Trust has been a bear market. After the collapse of faith in every sort of expert — after lenders financed houses for people who couldn’t afford them, bankers created systems they couldn’t even describe, and, finally, we hear, Bernie Madoff ripped off even his high school friends — there is a residue of resilience.
The latest polls tell us that a majority of Americans actually expect this president to achieve every one of 10 campaign promises from alternative energy to health insurance. Web sites and billboards are collecting individual hopes like pennies from heaven and the text-message on my iPhone relayed the “hopes” of one 6-year-old grandson who wants the new president to make peace and help the poor. That’s all.

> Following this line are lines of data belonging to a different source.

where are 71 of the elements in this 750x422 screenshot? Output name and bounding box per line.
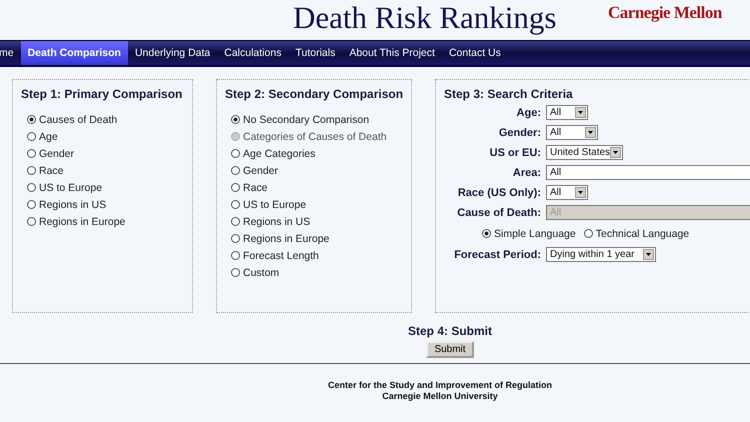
option-label: Forecast Length: [243, 250, 319, 262]
caret-icon: [588, 131, 593, 134]
logo: Carnegie Mellon: [608, 3, 722, 23]
nav-tab[interactable]: Underlying Data: [128, 41, 218, 65]
site-title: Death Risk Rankings: [293, 0, 556, 36]
caret-icon: [646, 253, 651, 256]
option-label: Regions in Europe: [39, 216, 126, 228]
nav-tab[interactable]: Tutorials: [288, 41, 342, 65]
radio-button[interactable]: [231, 115, 240, 124]
nav-tab[interactable]: About This Project: [342, 41, 442, 65]
radio-button[interactable]: [231, 166, 240, 175]
radio-button[interactable]: [231, 234, 240, 243]
option-label: Causes of Death: [39, 114, 118, 126]
radio-button[interactable]: [231, 149, 240, 158]
dropdown[interactable]: United States: [546, 145, 623, 160]
option-label: No Secondary Comparison: [243, 114, 370, 126]
dropdown[interactable]: All: [546, 105, 588, 120]
option-label: Custom: [243, 266, 280, 278]
option-label: Regions in Europe: [243, 232, 330, 244]
option-label: US to Europe: [243, 198, 306, 210]
radio-button[interactable]: [231, 251, 240, 260]
radio-button[interactable]: [27, 200, 36, 209]
dropdown[interactable]: All: [546, 165, 750, 180]
caret-icon: [613, 151, 618, 154]
footer-text: Carnegie Mellon University: [382, 391, 498, 402]
radio-button[interactable]: [27, 166, 36, 175]
caret-icon: [578, 111, 583, 114]
field-label: Area:: [512, 166, 541, 178]
radio-button[interactable]: [27, 132, 36, 141]
radio-button[interactable]: [231, 183, 240, 192]
radio-button[interactable]: [482, 229, 491, 238]
option-label: Age Categories: [243, 148, 316, 160]
field-label: Cause of Death:: [456, 206, 541, 218]
option-label: Technical Language: [596, 228, 690, 240]
option-label: Gender: [243, 164, 278, 176]
dropdown[interactable]: All: [546, 185, 588, 200]
option-label: Gender: [39, 148, 74, 160]
field-label: Forecast Period:: [453, 248, 541, 260]
field-label: Race (US Only):: [456, 186, 541, 198]
field-label: Gender:: [498, 126, 541, 138]
submit-button[interactable]: Submit: [426, 341, 474, 358]
panel-title: Step 1: Primary Comparison: [21, 87, 184, 101]
panel-title: Step 3: Search Criteria: [444, 87, 574, 101]
field-label: US or EU:: [488, 146, 541, 158]
radio-button[interactable]: [27, 217, 36, 226]
option-label: Age: [39, 130, 58, 142]
radio-button[interactable]: [27, 183, 36, 192]
option-label: Regions in US: [39, 198, 106, 210]
panel-title: Step 2: Secondary Comparison: [225, 87, 404, 101]
radio-button[interactable]: [231, 268, 240, 277]
radio-button[interactable]: [584, 229, 593, 238]
section-title: Step 4: Submit: [408, 324, 492, 338]
option-label: US to Europe: [39, 182, 102, 194]
field-label: Age:: [516, 106, 541, 118]
nav-tab[interactable]: Calculations: [217, 41, 288, 65]
dropdown[interactable]: Dying within 1 year: [546, 247, 656, 262]
radio-button[interactable]: [231, 217, 240, 226]
radio-button[interactable]: [27, 149, 36, 158]
option-label: Race: [243, 182, 268, 194]
footer-text: Center for the Study and Improvement of Regulation: [328, 380, 552, 391]
option-label: Categories of Causes of Death: [243, 130, 387, 142]
option-label: Race: [39, 164, 64, 176]
radio-button[interactable]: [27, 115, 36, 124]
nav-tab[interactable]: me: [0, 41, 21, 65]
radio-button[interactable]: [231, 200, 240, 209]
dropdown[interactable]: All: [546, 125, 598, 140]
option-label: Simple Language: [494, 228, 576, 240]
option-label: Regions in US: [243, 216, 310, 228]
caret-icon: [578, 191, 583, 194]
nav-tab[interactable]: Death Comparison: [20, 41, 128, 65]
nav-tab[interactable]: Contact Us: [442, 41, 508, 65]
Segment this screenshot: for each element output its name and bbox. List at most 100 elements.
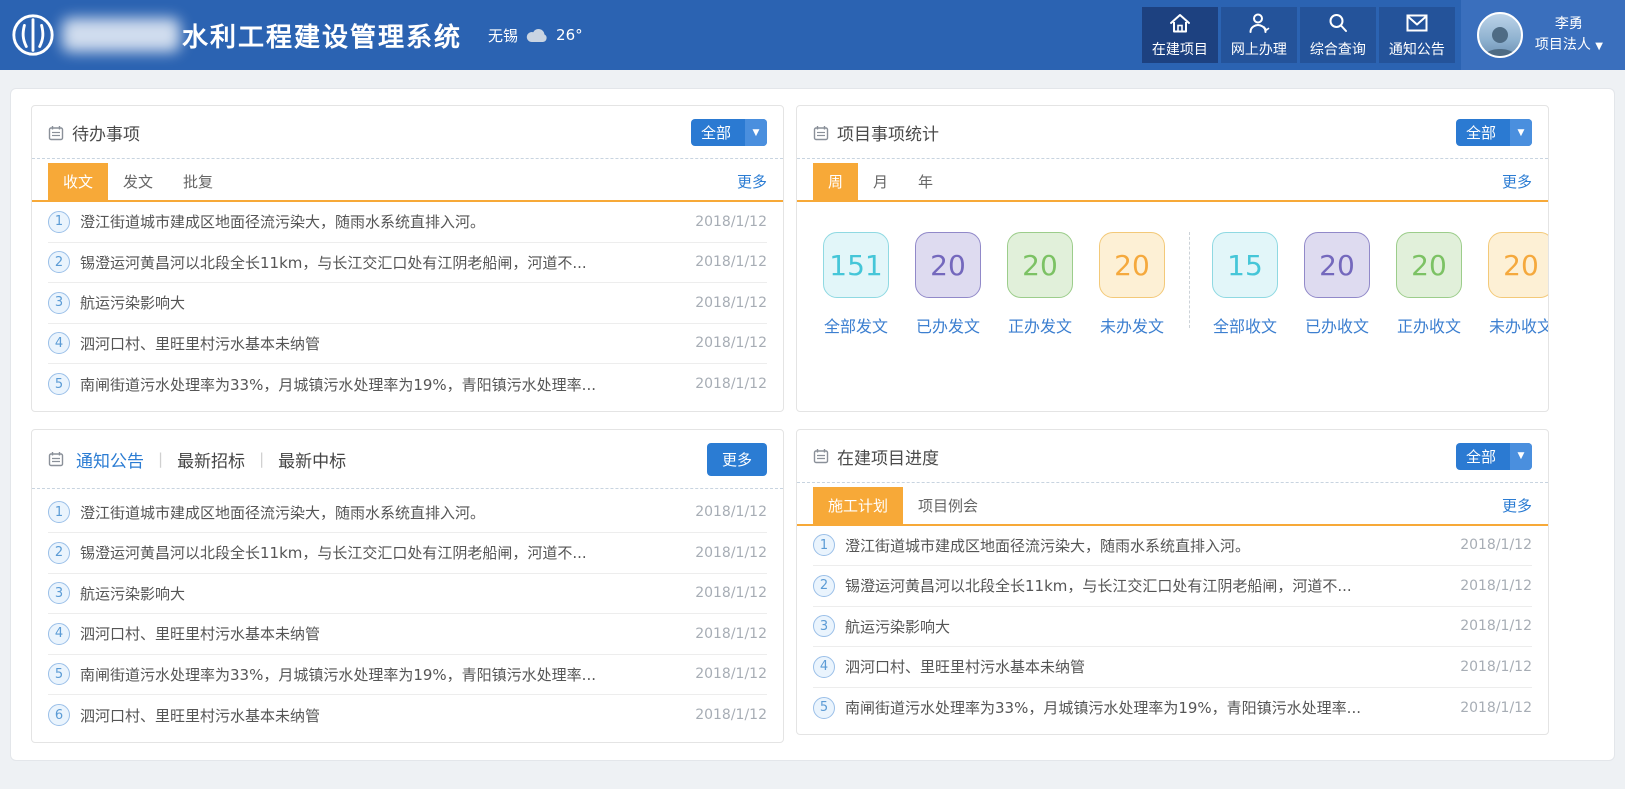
item-date: 2018/1/12: [695, 626, 767, 642]
item-number: 1: [48, 501, 70, 523]
notice-list: 1澄江街道城市建成区地面径流污染大，随雨水系统直排入河。2018/1/122锡澄…: [32, 489, 783, 742]
filter-dropdown[interactable]: 全部 ▼: [1456, 443, 1532, 470]
nav-label: 综合查询: [1310, 39, 1366, 59]
item-date: 2018/1/12: [695, 504, 767, 520]
more-link[interactable]: 更多: [737, 171, 767, 192]
item-date: 2018/1/12: [695, 545, 767, 561]
nav-item[interactable]: 通知公告: [1379, 7, 1455, 63]
item-number: 6: [48, 704, 70, 726]
avatar: [1477, 12, 1523, 58]
list-item[interactable]: 4泗河口村、里旺里村污水基本未纳管2018/1/12: [48, 324, 767, 365]
stat-card[interactable]: 20正办发文: [1007, 232, 1073, 337]
list-item[interactable]: 2锡澄运河黄昌河以北段全长11km，与长江交汇口处有江阴老船闸，河道不...20…: [48, 533, 767, 574]
panel-stats: 项目事项统计 全部 ▼ 周月年 更多 151全部发文20已办发文20正办发文20…: [796, 105, 1549, 412]
stat-card[interactable]: 15全部收文: [1212, 232, 1278, 337]
item-date: 2018/1/12: [695, 295, 767, 311]
todo-list: 1澄江街道城市建成区地面径流污染大，随雨水系统直排入河。2018/1/122锡澄…: [32, 202, 783, 411]
weather-widget: 无锡 26°: [488, 25, 583, 46]
panel-progress: 在建项目进度 全部 ▼ 施工计划项目例会 更多 1澄江街道城市建成区地面径流污染…: [796, 429, 1549, 736]
stat-card[interactable]: 151全部发文: [823, 232, 889, 337]
stat-card[interactable]: 20已办收文: [1304, 232, 1370, 337]
list-item[interactable]: 2锡澄运河黄昌河以北段全长11km，与长江交汇口处有江阴老船闸，河道不...20…: [48, 243, 767, 284]
notice-tab[interactable]: 最新招标: [177, 447, 245, 472]
panel-todo-title: 待办事项: [48, 120, 140, 145]
tab[interactable]: 批复: [168, 163, 228, 200]
chevron-down-icon: ▼: [1510, 443, 1532, 470]
notice-tab[interactable]: 通知公告: [76, 447, 144, 472]
panel-grid: 待办事项 全部 ▼ 收文发文批复 更多 1澄江街道城市建成区地面径流污染大，随雨…: [31, 105, 1594, 743]
list-item[interactable]: 5南闸街道污水处理率为33%，月城镇污水处理率为19%，青阳镇污水处理率...2…: [48, 655, 767, 696]
list-item[interactable]: 1澄江街道城市建成区地面径流污染大，随雨水系统直排入河。2018/1/12: [813, 526, 1532, 567]
panel-todo-header: 待办事项 全部 ▼: [32, 106, 783, 159]
tab[interactable]: 年: [903, 163, 948, 200]
stat-card[interactable]: 20未办收文: [1488, 232, 1549, 337]
item-date: 2018/1/12: [695, 376, 767, 392]
notice-title-tabs: 通知公告 | 最新招标 | 最新中标: [76, 447, 346, 472]
stat-label: 正办发文: [1008, 313, 1072, 337]
more-link[interactable]: 更多: [1502, 495, 1532, 516]
page-title: 水利工程建设管理系统: [182, 17, 462, 54]
chevron-down-icon: ▼: [1510, 119, 1532, 146]
list-item[interactable]: 2锡澄运河黄昌河以北段全长11km，与长江交汇口处有江阴老船闸，河道不...20…: [813, 566, 1532, 607]
nav-item[interactable]: 综合查询: [1300, 7, 1376, 63]
filter-dropdown[interactable]: 全部 ▼: [1456, 119, 1532, 146]
tab[interactable]: 发文: [108, 163, 168, 200]
calendar-icon: [813, 125, 829, 141]
panel-notice: 通知公告 | 最新招标 | 最新中标 更多 1澄江街道城市建成区地面径流污染大，随雨水系…: [31, 429, 784, 743]
item-number: 2: [48, 542, 70, 564]
user-menu[interactable]: 李勇 项目法人 ▼: [1461, 0, 1625, 70]
item-text: 澄江街道城市建成区地面径流污染大，随雨水系统直排入河。: [80, 211, 681, 232]
more-button[interactable]: 更多: [707, 443, 767, 476]
chevron-down-icon: ▼: [1595, 41, 1603, 52]
nav-item[interactable]: 在建项目: [1142, 7, 1218, 63]
list-item[interactable]: 5南闸街道污水处理率为33%，月城镇污水处理率为19%，青阳镇污水处理率...2…: [48, 364, 767, 405]
item-date: 2018/1/12: [1460, 578, 1532, 594]
title-separator: |: [158, 450, 163, 468]
nav-label: 在建项目: [1152, 39, 1208, 59]
stat-value: 20: [915, 232, 981, 298]
item-number: 2: [813, 575, 835, 597]
tab[interactable]: 月: [858, 163, 903, 200]
calendar-icon: [48, 125, 64, 141]
user-name: 李勇: [1535, 14, 1603, 35]
list-item[interactable]: 3航运污染影响大2018/1/12: [48, 283, 767, 324]
item-number: 5: [48, 663, 70, 685]
item-date: 2018/1/12: [695, 254, 767, 270]
nav-item[interactable]: 网上办理: [1221, 7, 1297, 63]
weather-city: 无锡: [488, 25, 518, 46]
progress-list: 1澄江街道城市建成区地面径流污染大，随雨水系统直排入河。2018/1/122锡澄…: [797, 526, 1548, 735]
list-item[interactable]: 1澄江街道城市建成区地面径流污染大，随雨水系统直排入河。2018/1/12: [48, 202, 767, 243]
app-logo-icon: [10, 12, 56, 58]
stat-card[interactable]: 20正办收文: [1396, 232, 1462, 337]
item-date: 2018/1/12: [1460, 618, 1532, 634]
tab[interactable]: 周: [813, 163, 858, 200]
cloud-icon: [526, 27, 548, 43]
filter-dropdown[interactable]: 全部 ▼: [691, 119, 767, 146]
more-link[interactable]: 更多: [1502, 171, 1532, 192]
tab[interactable]: 收文: [48, 163, 108, 200]
item-text: 航运污染影响大: [80, 292, 681, 313]
list-item[interactable]: 6泗河口村、里旺里村污水基本未纳管2018/1/12: [48, 695, 767, 736]
title-separator: |: [259, 450, 264, 468]
list-item[interactable]: 4泗河口村、里旺里村污水基本未纳管2018/1/12: [813, 647, 1532, 688]
item-date: 2018/1/12: [1460, 659, 1532, 675]
person-icon: [1247, 12, 1271, 34]
main-container: 待办事项 全部 ▼ 收文发文批复 更多 1澄江街道城市建成区地面径流污染大，随雨…: [10, 88, 1615, 761]
stats-tab-row: 周月年 更多: [797, 163, 1548, 202]
list-item[interactable]: 3航运污染影响大2018/1/12: [48, 574, 767, 615]
list-item[interactable]: 3航运污染影响大2018/1/12: [813, 607, 1532, 648]
item-number: 3: [48, 582, 70, 604]
item-text: 南闸街道污水处理率为33%，月城镇污水处理率为19%，青阳镇污水处理率...: [845, 697, 1446, 718]
tab[interactable]: 项目例会: [903, 487, 993, 524]
panel-notice-title: 通知公告 | 最新招标 | 最新中标: [48, 447, 346, 472]
tab[interactable]: 施工计划: [813, 487, 903, 524]
vertical-divider: [1189, 232, 1190, 328]
stat-card[interactable]: 20未办发文: [1099, 232, 1165, 337]
list-item[interactable]: 4泗河口村、里旺里村污水基本未纳管2018/1/12: [48, 614, 767, 655]
stat-card[interactable]: 20已办发文: [915, 232, 981, 337]
notice-tab[interactable]: 最新中标: [278, 447, 346, 472]
list-item[interactable]: 5南闸街道污水处理率为33%，月城镇污水处理率为19%，青阳镇污水处理率...2…: [813, 688, 1532, 729]
stat-value: 20: [1396, 232, 1462, 298]
home-icon: [1168, 12, 1192, 34]
list-item[interactable]: 1澄江街道城市建成区地面径流污染大，随雨水系统直排入河。2018/1/12: [48, 493, 767, 534]
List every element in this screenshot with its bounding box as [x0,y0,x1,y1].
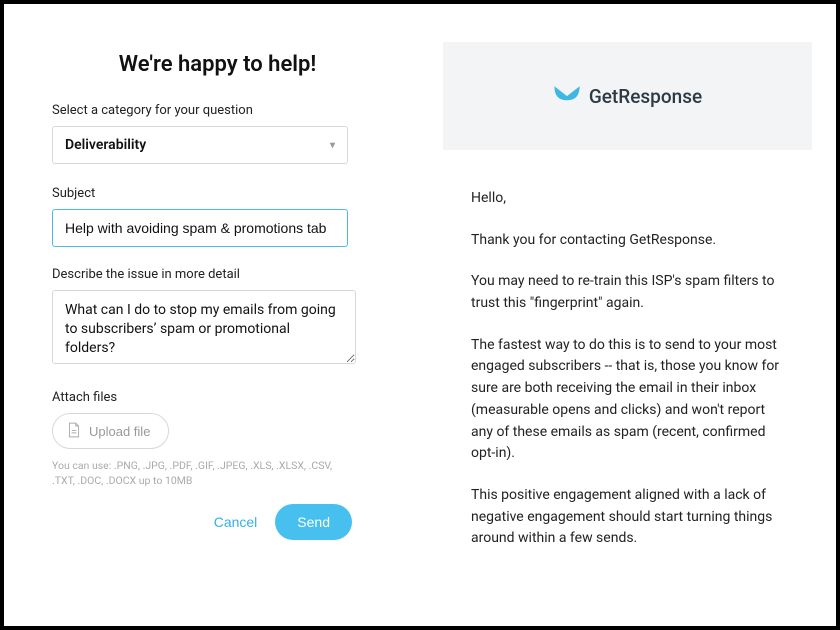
chevron-down-icon: ▾ [330,140,335,151]
subject-label: Subject [52,186,407,201]
category-value: Deliverability [65,137,146,153]
file-hint: You can use: .PNG, .JPG, .PDF, .GIF, .JP… [52,459,352,488]
reply-paragraph: You may need to re-train this ISP's spam… [471,271,788,314]
upload-label: Upload file [89,424,150,439]
describe-textarea[interactable] [52,290,356,364]
subject-input[interactable] [52,209,348,247]
reply-paragraph: The fastest way to do this is to send to… [471,335,788,465]
reply-paragraph: This positive engagement aligned with a … [471,485,788,550]
reply-body: Hello, Thank you for contacting GetRespo… [443,150,808,550]
category-select[interactable]: Deliverability ▾ [52,126,348,164]
brand-header: GetResponse [443,42,812,150]
envelope-icon [553,83,581,109]
file-icon [67,422,81,441]
send-button[interactable]: Send [275,504,352,540]
upload-file-button[interactable]: Upload file [52,413,169,449]
cancel-button[interactable]: Cancel [214,514,258,530]
brand-name: GetResponse [589,85,702,108]
reply-greeting: Hello, [471,188,788,210]
reply-paragraph: Thank you for contacting GetResponse. [471,230,788,252]
attach-label: Attach files [52,390,407,405]
category-label: Select a category for your question [52,103,407,118]
describe-label: Describe the issue in more detail [52,267,407,282]
page-title: We're happy to help! [28,52,407,77]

The world did not stop for Barack Obama. Before lunch was over, he was leaning over Ted Kennedy, the lion of the Senate fallen ill. Before the Punahou band had passed the parade reviewing stand, the stock market had plummeted 332 points. Before we stop analyzing the “new era of responsibility,” he will be held responsible for everything from tainted peanut butter in crackers to enhanced nuclear fuel in Iran. Already, snarky blogsters and cablemeisters are betting how long the honeymoon will last.
And yet, in a city of people who had to be together on the Mall, something in the spirit chose to believe with the president that “our patchwork heritage is a strength, not a weakness.” Something chose to celebrate that “our time of standing pat … has surely passed.”
In 1787, when the Constitutional Convention was over, a woman asked Ben Franklin whether we had a republic or a monarchy. “A republic,” he answered, “if you can keep it.” On this astonishing week, America won another chance. If we can grab it.